No matter the generation gap, Jacob's and my favorite C&H episodes align beautifully.  As I hunched over the old newspapers bound for the inevitable receipt of dog poop and cat vomit, squinting in the dim, I tensed with delight each time I scanned down to Calvin and Hobbes and saw, much more than just Calvin or his best friend, Spaceman Spiff.  So, too, does my son wiggle with delight at the sight of--

by Bill Waterson


(So I hope my title isn't too misleading.  When I say that newspapers aren't worth crap, I mean, well, that the crap isn't worthy of the newspapers and their noble contents.)


  1. Glad to see the last comment. The title at first made me a bit sad because I like newspapers, and they're definitely dying out.

    Anyway, "Calvin and Hobbes" is great, although I have not read my collection in about 7 or 8 years. There's this shirt on the Internet that I covet with "Calvin and Hobbes"-style cartoonish versions of John Calvin and Thomas Hobbes.

    My German professor also brought in a German version of one of the cartoons this last semester. Just as funny in German as in English.

  2. It really gets hard to write cohesively with so much going on around me all the time. Things got so crazy that I lost my train of thought but published anyway, and didn't realize I'd forgotten to tie everything back into the title. I was trying to be pithy.

    I got a sweatshirt years ago with portraits of Hobbes and Calvin, claiming them as the originals. I've still got it somewhere.

  3. Nice.

    It's hard to write blog posts cohesively anyway because if you do it diligently as you would other pieces of writing, you're probably spending more time on it than you want.

  4. I've thought that several times, and with a modicum of guilt. I go back periodically and look at old posts and think that I really should have spent more time on it, polishing, organizing, editing, proofing, whatever, because I want this to represent me both as a writer and a thinker. Then I remember, that I already spend too much time on this thing, and, really, I want books I write to do all the speaking for my true writing ability. The blog is discussion based and thought based; I think it's accomplishing that. (Fingers crossed.)
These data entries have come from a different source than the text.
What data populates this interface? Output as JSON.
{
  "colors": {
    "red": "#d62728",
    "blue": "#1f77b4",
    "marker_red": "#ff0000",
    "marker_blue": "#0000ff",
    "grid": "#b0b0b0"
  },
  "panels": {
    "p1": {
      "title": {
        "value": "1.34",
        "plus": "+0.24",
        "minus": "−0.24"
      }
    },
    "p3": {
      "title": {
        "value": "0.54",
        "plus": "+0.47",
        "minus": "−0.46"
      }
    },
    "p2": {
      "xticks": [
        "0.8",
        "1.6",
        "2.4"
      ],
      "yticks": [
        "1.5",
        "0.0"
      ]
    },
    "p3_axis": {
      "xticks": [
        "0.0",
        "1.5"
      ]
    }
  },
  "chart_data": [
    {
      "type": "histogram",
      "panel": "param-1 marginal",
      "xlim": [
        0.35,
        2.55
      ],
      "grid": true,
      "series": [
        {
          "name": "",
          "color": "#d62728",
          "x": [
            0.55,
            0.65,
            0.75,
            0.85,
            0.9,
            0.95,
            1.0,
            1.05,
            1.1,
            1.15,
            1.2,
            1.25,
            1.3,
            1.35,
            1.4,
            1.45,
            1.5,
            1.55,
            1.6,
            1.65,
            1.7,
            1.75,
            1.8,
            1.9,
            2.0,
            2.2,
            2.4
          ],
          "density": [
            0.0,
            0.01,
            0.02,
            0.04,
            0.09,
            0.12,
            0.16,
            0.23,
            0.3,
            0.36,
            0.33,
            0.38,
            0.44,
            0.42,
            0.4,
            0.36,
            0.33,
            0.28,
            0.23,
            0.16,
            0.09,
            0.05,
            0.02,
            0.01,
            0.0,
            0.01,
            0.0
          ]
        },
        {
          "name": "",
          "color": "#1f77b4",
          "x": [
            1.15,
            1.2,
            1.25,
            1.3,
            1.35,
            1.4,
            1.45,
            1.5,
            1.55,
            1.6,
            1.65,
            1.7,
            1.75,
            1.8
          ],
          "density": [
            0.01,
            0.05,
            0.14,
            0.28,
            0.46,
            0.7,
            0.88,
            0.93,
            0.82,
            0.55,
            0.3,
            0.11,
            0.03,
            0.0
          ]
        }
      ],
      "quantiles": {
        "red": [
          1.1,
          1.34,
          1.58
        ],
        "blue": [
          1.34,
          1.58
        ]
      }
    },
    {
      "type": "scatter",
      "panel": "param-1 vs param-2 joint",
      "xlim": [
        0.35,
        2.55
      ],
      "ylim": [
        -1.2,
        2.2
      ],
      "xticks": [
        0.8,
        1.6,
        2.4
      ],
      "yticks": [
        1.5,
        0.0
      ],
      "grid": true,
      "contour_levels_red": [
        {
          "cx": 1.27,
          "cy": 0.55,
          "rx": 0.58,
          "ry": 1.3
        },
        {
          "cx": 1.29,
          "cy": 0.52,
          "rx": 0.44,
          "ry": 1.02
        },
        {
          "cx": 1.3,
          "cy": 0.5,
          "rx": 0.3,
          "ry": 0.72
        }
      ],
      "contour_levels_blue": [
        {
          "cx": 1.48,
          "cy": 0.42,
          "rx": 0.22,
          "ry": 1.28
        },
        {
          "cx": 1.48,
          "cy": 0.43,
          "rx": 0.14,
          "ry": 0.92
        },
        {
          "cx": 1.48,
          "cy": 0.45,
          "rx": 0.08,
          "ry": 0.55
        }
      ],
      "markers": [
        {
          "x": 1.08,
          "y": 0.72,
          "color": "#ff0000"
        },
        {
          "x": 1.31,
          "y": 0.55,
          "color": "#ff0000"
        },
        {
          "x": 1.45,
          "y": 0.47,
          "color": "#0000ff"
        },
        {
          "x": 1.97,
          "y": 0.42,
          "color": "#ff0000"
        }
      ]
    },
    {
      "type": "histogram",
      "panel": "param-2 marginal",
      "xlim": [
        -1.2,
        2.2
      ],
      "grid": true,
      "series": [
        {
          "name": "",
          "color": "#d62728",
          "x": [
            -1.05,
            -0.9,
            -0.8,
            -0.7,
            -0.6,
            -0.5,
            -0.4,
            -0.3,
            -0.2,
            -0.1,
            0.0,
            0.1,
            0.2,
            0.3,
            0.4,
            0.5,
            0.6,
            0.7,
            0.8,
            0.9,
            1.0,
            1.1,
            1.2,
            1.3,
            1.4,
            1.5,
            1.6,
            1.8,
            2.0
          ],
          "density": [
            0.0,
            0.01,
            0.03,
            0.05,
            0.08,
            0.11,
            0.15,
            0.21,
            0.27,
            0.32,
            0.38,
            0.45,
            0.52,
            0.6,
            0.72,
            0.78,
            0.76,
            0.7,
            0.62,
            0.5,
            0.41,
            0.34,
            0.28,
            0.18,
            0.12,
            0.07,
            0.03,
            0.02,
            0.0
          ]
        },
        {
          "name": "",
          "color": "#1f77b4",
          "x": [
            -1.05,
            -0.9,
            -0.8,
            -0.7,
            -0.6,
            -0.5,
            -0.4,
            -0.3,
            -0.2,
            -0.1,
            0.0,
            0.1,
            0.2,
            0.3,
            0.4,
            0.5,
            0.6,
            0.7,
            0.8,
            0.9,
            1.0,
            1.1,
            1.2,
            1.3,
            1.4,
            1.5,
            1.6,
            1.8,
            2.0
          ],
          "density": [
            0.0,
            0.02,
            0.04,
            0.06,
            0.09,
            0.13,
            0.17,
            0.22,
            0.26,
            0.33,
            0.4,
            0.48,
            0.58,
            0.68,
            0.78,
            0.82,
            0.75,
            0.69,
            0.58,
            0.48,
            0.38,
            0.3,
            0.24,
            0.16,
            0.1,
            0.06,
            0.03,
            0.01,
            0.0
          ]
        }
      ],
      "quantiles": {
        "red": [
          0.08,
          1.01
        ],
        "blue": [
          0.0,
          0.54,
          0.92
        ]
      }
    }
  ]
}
  5. Yeah, I've noticed mistakes in some of my older posts, too, but I figure that people expect that on the Internet. For the record, I think that your blog's great, and it really doesn't have that many errors.

  6. Thanks, James. And I don't recommend your blog just because your my friend.

  7. I also concur that blog writing is incredibly tedious, if done with perfection in mind. I always suffered from a nagging guilt because it seemed like such a self-involved activity. And because of a slight perfectionist bent [inclination] I could never seem to resolve my thoughts the way I wanted anyhow.